I RECENTLY said on an Anfield Wrap Review show that the 2017-18 season might be my favourite under Jürgen Klopp.

That’s quite the statement given the highs achieved and still to come, but I stand by it.

The sweet-spot moment of football support when you know your team is good, but you’re unsure of just how good you are or could go on to be is special.

With it comes a variance of emotions and results which mean you can get beat 4-1 at Tottenham or go 5-0 up in a Champions League semi final. And with each week that brings a new fixture, you don’t know what you’re going to get.

That was this season, and it was magnificently bonkers.

The aim was Champions League, both in terms of competing this season and qualifying next. The qualification bit wasn’t as cut and dried as it seems with fleeting memory and would again go down to the last day. Arguably, the month of December showed why.

Liverpool would frustratingly draw home league games against Everton and West Bromwich Albion, while tossing away a 2-0 win over Arsenal to eventually draw 3-3. But on December 30, 2017, Leicester City came to town, and Liverpool were ready to move to the next phase of Klopp’s process.

It was a game typical of date – buzzing because it was the week between Christmas and New Year and nobody knew what day it was. Buzzing because for about a week everyone present had been at a constant state of tipsy and in good spirits. But most of all, buzzing because Virgil van Dijk was in the stands.

The £75m spent on Van Dijk had shook football to its core. Suddenly Liverpool weren’t messing about. They were no longer going to be perennial jokers who were always good for a nearly laugh.

Everything felt like Liverpool were about to become very serious, then on three minutes of the game they gift wrapped a chance to Jamie Vardy and the reminder of just what was needed to be sorted suddenly felt all too much for one man, even one as polished as van Dijk.

What people forget about this game is that Liverpool had to show something. Not just to their new man in the stand, but to the supporters, manager and most importantly to themselves. They had to get in the trenches and get out with the points any which way.

They had Mohamed Salah in the form of his career, but first half neither he or any of The Reds’ attack could negotiate a way past Harry Maguire.

It’s both easy and wrong to ridicule Maguire now because he has status to accompany a somewhat unorthodox appearance, but for three consecutive seasons he turned up at Anfield and left a mark on everyone in some form.

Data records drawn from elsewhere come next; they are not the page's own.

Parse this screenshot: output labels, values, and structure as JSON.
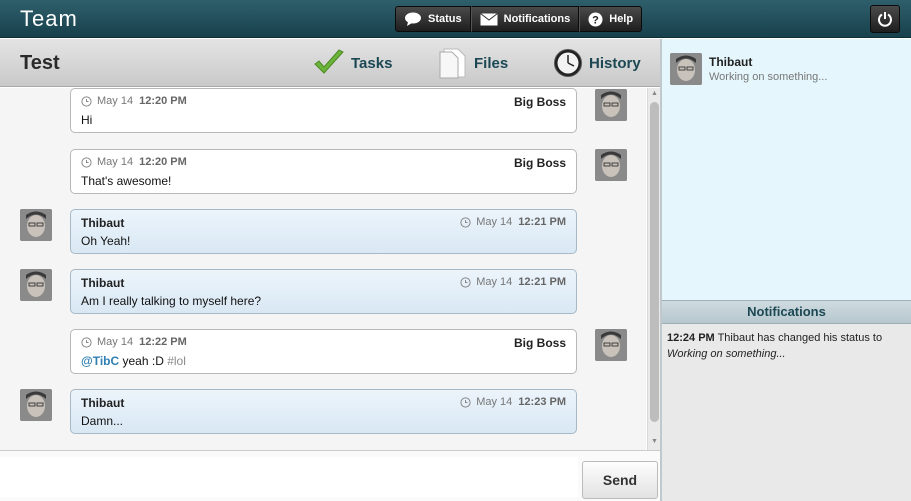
{
  "app": {
    "title": "Team"
  },
  "topnav": {
    "status_label": "Status",
    "notifications_label": "Notifications",
    "help_label": "Help"
  },
  "room": {
    "title": "Test"
  },
  "tabs": {
    "tasks": "Tasks",
    "files": "Files",
    "history": "History"
  },
  "messages": [
    {
      "author": "Big Boss",
      "date": "May 14",
      "time": "12:20 PM",
      "text": "Hi",
      "own": true
    },
    {
      "author": "Big Boss",
      "date": "May 14",
      "time": "12:20 PM",
      "text": "That's awesome!",
      "own": true
    },
    {
      "author": "Thibaut",
      "date": "May 14",
      "time": "12:21 PM",
      "text": "Oh Yeah!",
      "own": false
    },
    {
      "author": "Thibaut",
      "date": "May 14",
      "time": "12:21 PM",
      "text": "Am I really talking to myself here?",
      "own": false
    },
    {
      "author": "Big Boss",
      "date": "May 14",
      "time": "12:22 PM",
      "mention": "@TibC",
      "text": "yeah :D",
      "hashtag": "#lol",
      "own": true
    },
    {
      "author": "Thibaut",
      "date": "May 14",
      "time": "12:23 PM",
      "text": "Damn...",
      "own": false
    }
  ],
  "composer": {
    "placeholder": "",
    "value": "",
    "send_label": "Send"
  },
  "users": [
    {
      "name": "Thibaut",
      "status": "Working on something..."
    }
  ],
  "notifications": {
    "title": "Notifications",
    "items": [
      {
        "time": "12:24 PM",
        "text": "Thibaut has changed his status to",
        "status": "Working on something..."
      }
    ]
  },
  "colors": {
    "topbar": "#17414c",
    "accent": "#1c4854",
    "users_bg": "#e5f7fd",
    "other_bubble": "#d9e8f4",
    "mention": "#2f7fb3"
  }
}
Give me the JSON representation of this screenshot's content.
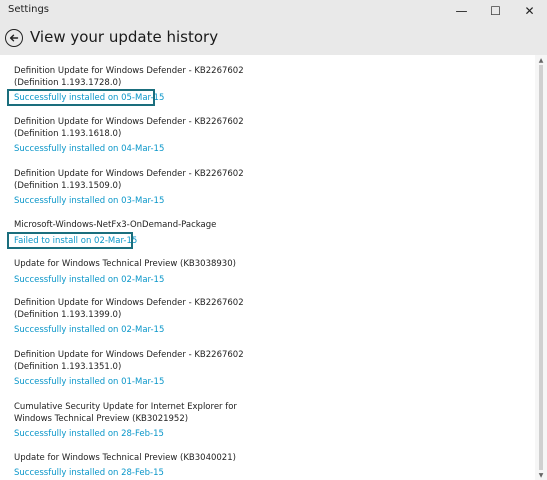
{
  "window": {
    "title": "Settings",
    "minimize_glyph": "—",
    "maximize_glyph": "☐",
    "close_glyph": "✕"
  },
  "header": {
    "back_icon": "back-arrow-icon",
    "title": "View your update history"
  },
  "colors": {
    "status_text": "#0a96c9",
    "highlight_border": "#1a6e7d",
    "chrome_bg": "#e9e9e9"
  },
  "updates": [
    {
      "name": "Definition Update for Windows Defender - KB2267602 (Definition 1.193.1728.0)",
      "status": "Successfully installed on 05-Mar-15",
      "highlighted": true
    },
    {
      "name": "Definition Update for Windows Defender - KB2267602 (Definition 1.193.1618.0)",
      "status": "Successfully installed on 04-Mar-15",
      "highlighted": false
    },
    {
      "name": "Definition Update for Windows Defender - KB2267602 (Definition 1.193.1509.0)",
      "status": "Successfully installed on 03-Mar-15",
      "highlighted": false
    },
    {
      "name": "Microsoft-Windows-NetFx3-OnDemand-Package",
      "status": "Failed to install on 02-Mar-15",
      "highlighted": true
    },
    {
      "name": "Update for Windows Technical Preview (KB3038930)",
      "status": "Successfully installed on 02-Mar-15",
      "highlighted": false
    },
    {
      "name": "Definition Update for Windows Defender - KB2267602 (Definition 1.193.1399.0)",
      "status": "Successfully installed on 02-Mar-15",
      "highlighted": false
    },
    {
      "name": "Definition Update for Windows Defender - KB2267602 (Definition 1.193.1351.0)",
      "status": "Successfully installed on 01-Mar-15",
      "highlighted": false
    },
    {
      "name": "Cumulative Security Update for Internet Explorer for Windows Technical Preview (KB3021952)",
      "status": "Successfully installed on 28-Feb-15",
      "highlighted": false
    },
    {
      "name": "Update for Windows Technical Preview (KB3040021)",
      "status": "Successfully installed on 28-Feb-15",
      "highlighted": false
    }
  ]
}
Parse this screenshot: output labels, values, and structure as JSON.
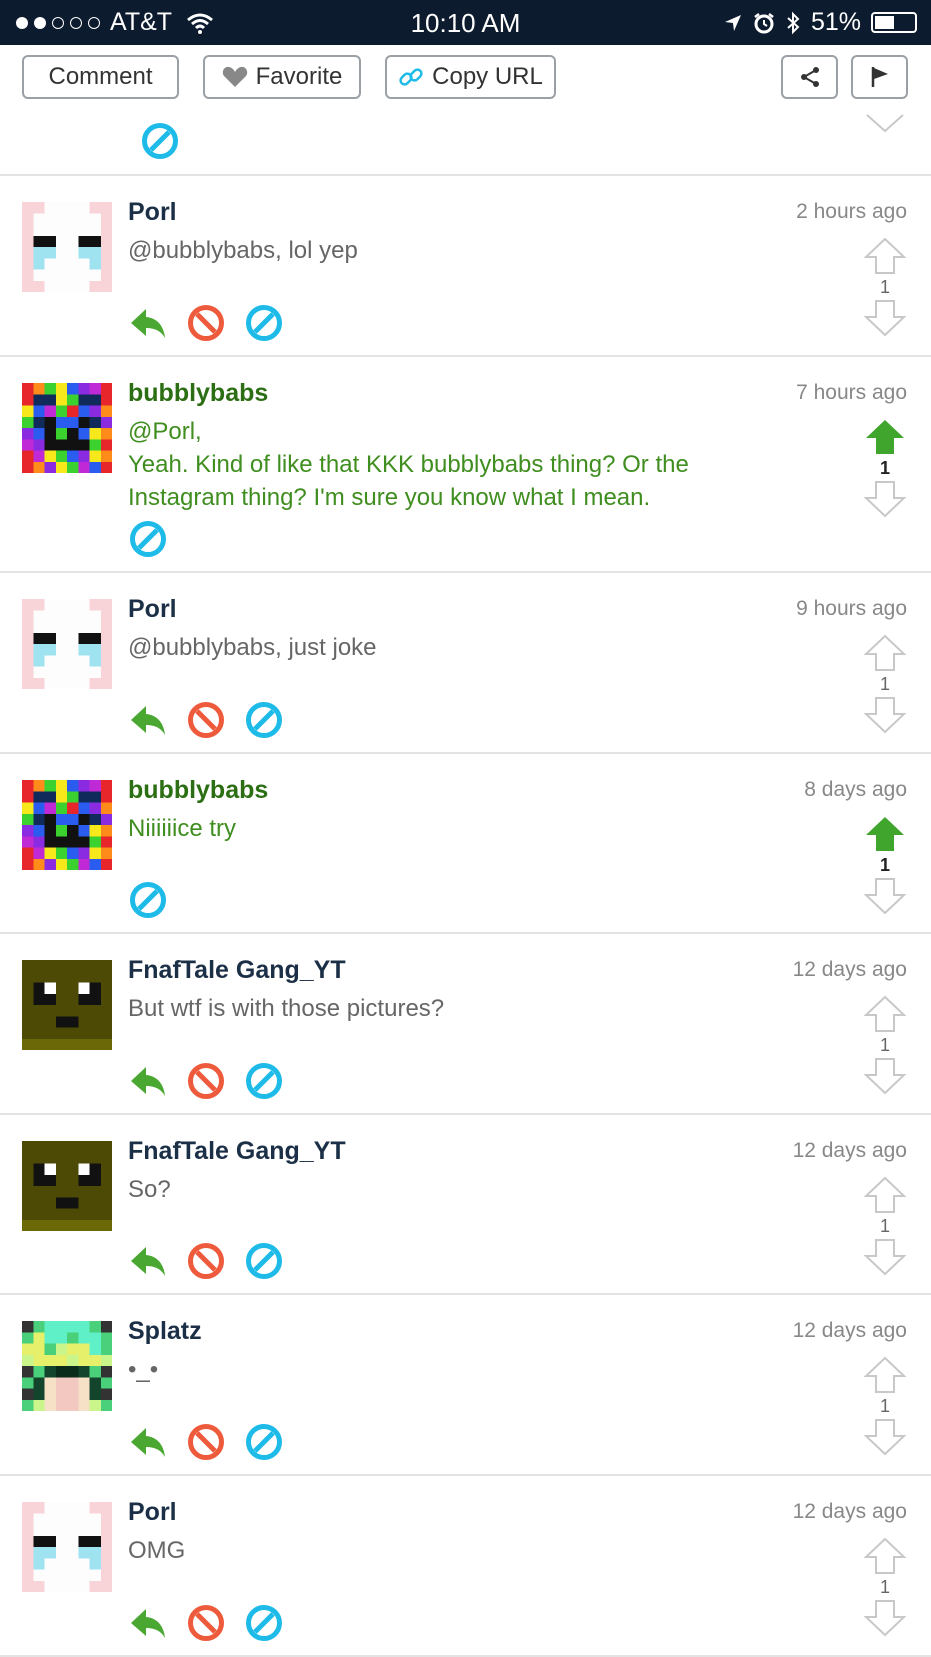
{
  "status_bar": {
    "carrier": "AT&T",
    "time": "10:10 AM",
    "battery": "51%",
    "battery_level": 0.51
  },
  "toolbar": {
    "comment_label": "Comment",
    "favorite_label": "Favorite",
    "copy_url_label": "Copy URL"
  },
  "comments": [
    {
      "name": "Porl",
      "time": "2 hours ago",
      "text": "@bubblybabs, lol yep",
      "votes": "1",
      "upvoted": false,
      "own": false
    },
    {
      "name": "bubblybabs",
      "time": "7 hours ago",
      "text": "@Porl,\nYeah. Kind of like that KKK bubblybabs thing? Or the Instagram thing? I'm sure you know what I mean.",
      "votes": "1",
      "upvoted": true,
      "own": true
    },
    {
      "name": "Porl",
      "time": "9 hours ago",
      "text": "@bubblybabs, just joke",
      "votes": "1",
      "upvoted": false,
      "own": false
    },
    {
      "name": "bubblybabs",
      "time": "8 days ago",
      "text": "Niiiiiice try",
      "votes": "1",
      "upvoted": true,
      "own": true
    },
    {
      "name": "FnafTale Gang_YT",
      "time": "12 days ago",
      "text": "But wtf is with those pictures?",
      "votes": "1",
      "upvoted": false,
      "own": false
    },
    {
      "name": "FnafTale Gang_YT",
      "time": "12 days ago",
      "text": "So?",
      "votes": "1",
      "upvoted": false,
      "own": false
    },
    {
      "name": "Splatz",
      "time": "12 days ago",
      "text": "•_•",
      "votes": "1",
      "upvoted": false,
      "own": false
    },
    {
      "name": "Porl",
      "time": "12 days ago",
      "text": "OMG",
      "votes": "1",
      "upvoted": false,
      "own": false
    }
  ],
  "icons": {
    "reply": "reply-arrow-icon",
    "report": "red-block-icon",
    "block": "blue-block-icon",
    "up": "up-arrow-icon",
    "down": "down-arrow-icon"
  },
  "colors": {
    "status_bg": "#0c1b2e",
    "green": "#4aa832",
    "red": "#ee5a3c",
    "blue": "#1ebbe8"
  }
}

Salah eventually equalises on 52 minutes and Anfield is an absolute bear pit. We talk often about atmospheres and how they’re reserved for certain stages, but this was one of the best in the past decade, summed up by a determination and togetherness which said “you don’t do this to us, not anymore”.

Liverpool win it in a manner which exudes statement. Salah with his back to goal, rolling the immovable object of Maguire like a library trap-door and bearing down on The Kop. Anfield is alive with the elation of knowledge that this is changing, we have an Egyptian King and we now have our centre half, our number four.

And yet all the time there is a number 10 in red, whose mind is probably anywhere other than where it should be. Philippe Coutinho is a Liverpool player, he is there on the pitch in front of your eyes until the point he is substituted in the 89th minute and then he is gone for good.

He is choosing to go when all of this is starting to turn. Surely he felt it, but by then he’d put every last one of his chips on the colour purple. Coutinho was all in on Barcelona, he knew throughout that day that the Anfield he knew would never be the same again.

If only he could have those chips back now, one would imagine they would be shifted to red without second thought.

This game had so much and meant so much. In what was a season of euphoric highs and lows, I will always remember this as a moment in which I felt how good Liverpool could be and how serious they are about their business.

For any football supporter, there aren’t many better feelings than that.